Vous traitez de ce sujet de manière intimiste en mettant de côté l’aspect sociétal…
Je voulais placer le récit dans une petite ville car à Paris ou à New York, ça aurait été le chaos. J’avais envie d’un microcosme pour créer toutes ces petites histoires et me concentrer sur Magda. Le récit ressemble à ce que tu peux vivre quand tu es ado et que tu es très centré sur toi. Carole a aussi vraiment su capter directement un non-dit : la mère de Magda devient alcoolique et Magda passe complètement à côté.
Comment avez-vous abordé les thématiques de l’adolescence ?
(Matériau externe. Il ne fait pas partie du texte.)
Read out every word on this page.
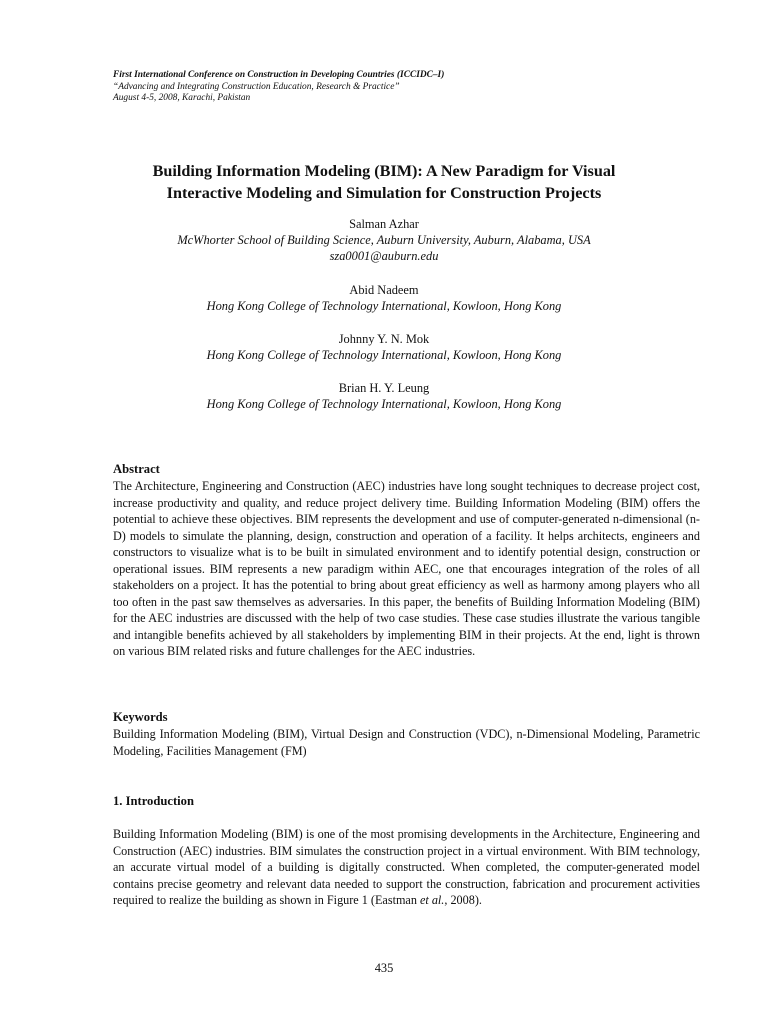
First International Conference on Construction in Developing Countries (ICCIDC–I)
“Advancing and Integrating Construction Education, Research & Practice”
August 4-5, 2008, Karachi, Pakistan
Building Information Modeling (BIM): A New Paradigm for Visual
Interactive Modeling and Simulation for Construction Projects
Salman Azhar
McWhorter School of Building Science, Auburn University, Auburn, Alabama, USA
sza0001@auburn.edu
Abid Nadeem
Hong Kong College of Technology International, Kowloon, Hong Kong
Johnny Y. N. Mok
Hong Kong College of Technology International, Kowloon, Hong Kong
Brian H. Y. Leung
Hong Kong College of Technology International, Kowloon, Hong Kong
Abstract
The Architecture, Engineering and Construction (AEC) industries have long sought techniques to decrease project cost, increase productivity and quality, and reduce project delivery time. Building Information Modeling (BIM) offers the potential to achieve these objectives. BIM represents the development and use of computer-generated n-dimensional (n-D) models to simulate the planning, design, construction and operation of a facility. It helps architects, engineers and constructors to visualize what is to be built in simulated environment and to identify potential design, construction or operational issues. BIM represents a new paradigm within AEC, one that encourages integration of the roles of all stakeholders on a project. It has the potential to bring about great efficiency as well as harmony among players who all too often in the past saw themselves as adversaries. In this paper, the benefits of Building Information Modeling (BIM) for the AEC industries are discussed with the help of two case studies. These case studies illustrate the various tangible and intangible benefits achieved by all stakeholders by implementing BIM in their projects. At the end, light is thrown on various BIM related risks and future challenges for the AEC industries.
Keywords
Building Information Modeling (BIM), Virtual Design and Construction (VDC), n-Dimensional Modeling, Parametric Modeling, Facilities Management (FM)
1. Introduction
Building Information Modeling (BIM) is one of the most promising developments in the Architecture, Engineering and Construction (AEC) industries. BIM simulates the construction project in a virtual environment. With BIM technology, an accurate virtual model of a building is digitally constructed. When completed, the computer-generated model contains precise geometry and relevant data needed to support the construction, fabrication and procurement activities required to realize the building as shown in Figure 1 (Eastman et al., 2008).
435
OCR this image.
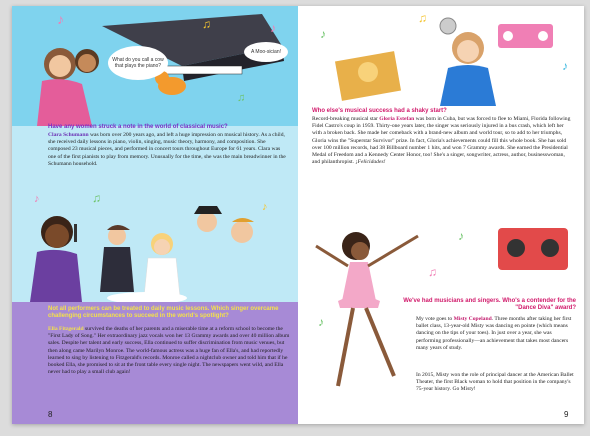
♪	♫	♪
♫
What do you call a cow that plays the piano?
A Moo-sician!
Have any women struck a note in the world of classical music?
Clara Schumann was born over 200 years ago, and left a huge impression on musical history. As a child, she received daily lessons in piano, violin, singing, music theory, harmony, and composition. She composed 23 musical pieces, and performed in concert tours throughout Europe for 61 years. Clara was one of the first pianists to play from memory. Unusually for the time, she was the main breadwinner in the Schumann household.
♪	♫
♪
Not all performers can be treated to daily music lessons. Which singer overcame challenging circumstances to succeed in the world's spotlight?
Ella Fitzgerald survived the deaths of her parents and a miserable time at a reform school to become the "First Lady of Song." Her extraordinary jazz vocals won her 13 Grammy awards and over 40 million album sales. Despite her talent and early success, Ella continued to suffer discrimination from music venues, but then along came Marilyn Monroe. The world-famous actress was a huge fan of Ella's, and had reportedly learned to sing by listening to Fitzgerald's records. Monroe called a nightclub owner and told him that if he booked Ella, she promised to sit at the front table every single night. The newspapers went wild, and Ella never had to play a small club again!
8
♪
♫
♪
Who else's musical success had a shaky start?
Record-breaking musical star Gloria Estefan was born in Cuba, but was forced to flee to Miami, Florida following Fidel Castro's coup in 1959. Thirty-one years later, the singer was seriously injured in a bus crash, which left her with a broken back. She made her comeback with a brand-new album and world tour, so to add to her triumphs, Gloria wins the "Superstar Survivor" prize. In fact, Gloria's achievements could fill this whole book. She has sold over 100 million records, had 38 Billboard number 1 hits, and won 7 Grammy awards. She earned the Presidential Medal of Freedom and a Kennedy Center Honor, too! She's a singer, songwriter, actress, author, businesswoman, and philanthropist. ¡Felicidades!
♪
♫
♪
We've had musicians and singers. Who's a contender for the "Dance Diva" award?
My vote goes to Misty Copeland. Three months after taking her first ballet class, 13-year-old Misty was dancing en pointe (which means dancing on the tips of your toes). In just over a year, she was performing professionally—an achievement that takes most dancers many years of study.
In 2015, Misty won the role of principal dancer at the American Ballet Theater, the first Black woman to hold that position in the company's 75-year history. Go Misty!
9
Il y a plein de problématiques intéressantes dans l’adolescence d’une fille, notamment que tu sens que tu es encore très jeune et il y a des regards sexués qui se posent sur toi. Ce sont des petites épreuves dans l’adolescence des filles, dont on ne parle pas mais qui sont omniprésentes. Il y a également le rapport aux règles qui est tout à fait normal mais extrêmement violent, ça donne une espèce de responsabilité et de gravité, comme prendre conscience qu’alors que tu es une enfant, tu pourrais faire un enfant là maintenant.

Vous traitez aussi de la sexualité à l’adolescence et du tabou qui existe autour.
La mère de Magda, sa sœur et les parents de Julie sont des personnages qui sont restés sur des standards de notre monde alors que la donne a complètement changée ! Magda est la seule à dire que les cartes sont complètement redistribuées. Ce livre ne prône pas la sexualité des enfants de 13 ans mais en effet c’est en partie une critique du regard posé sur cet âge... Il y a beaucoup de gens qui sont très prompts à juger énormément de choses sans penser que la première personne qui doit décider est celle dont le corps est en action. Au début, le rapport au sexe est très beau et naïf, il n’y a vraiment rien de sale et déviant là-dedans.
Quels sont vos projets ?
J’ai écrit un autre scénario qui ne verra jamais le jour je pense, vu qu’il est beaucoup plus contemplatif et métaphorique...
J’ai un synopsis qui est en cours mais j’en suis au stade douloureux du premier jet qui est mauvais ! C’est horrible ! Ca serait une histoire de réincarnation qui ferait des allers-retours entre le Paris d’aujourd’hui et le Paris de 1900 au moment de l’exposition universelle. Carole a l’air plutôt emballée et j’aimerais bien retravailler avec elle.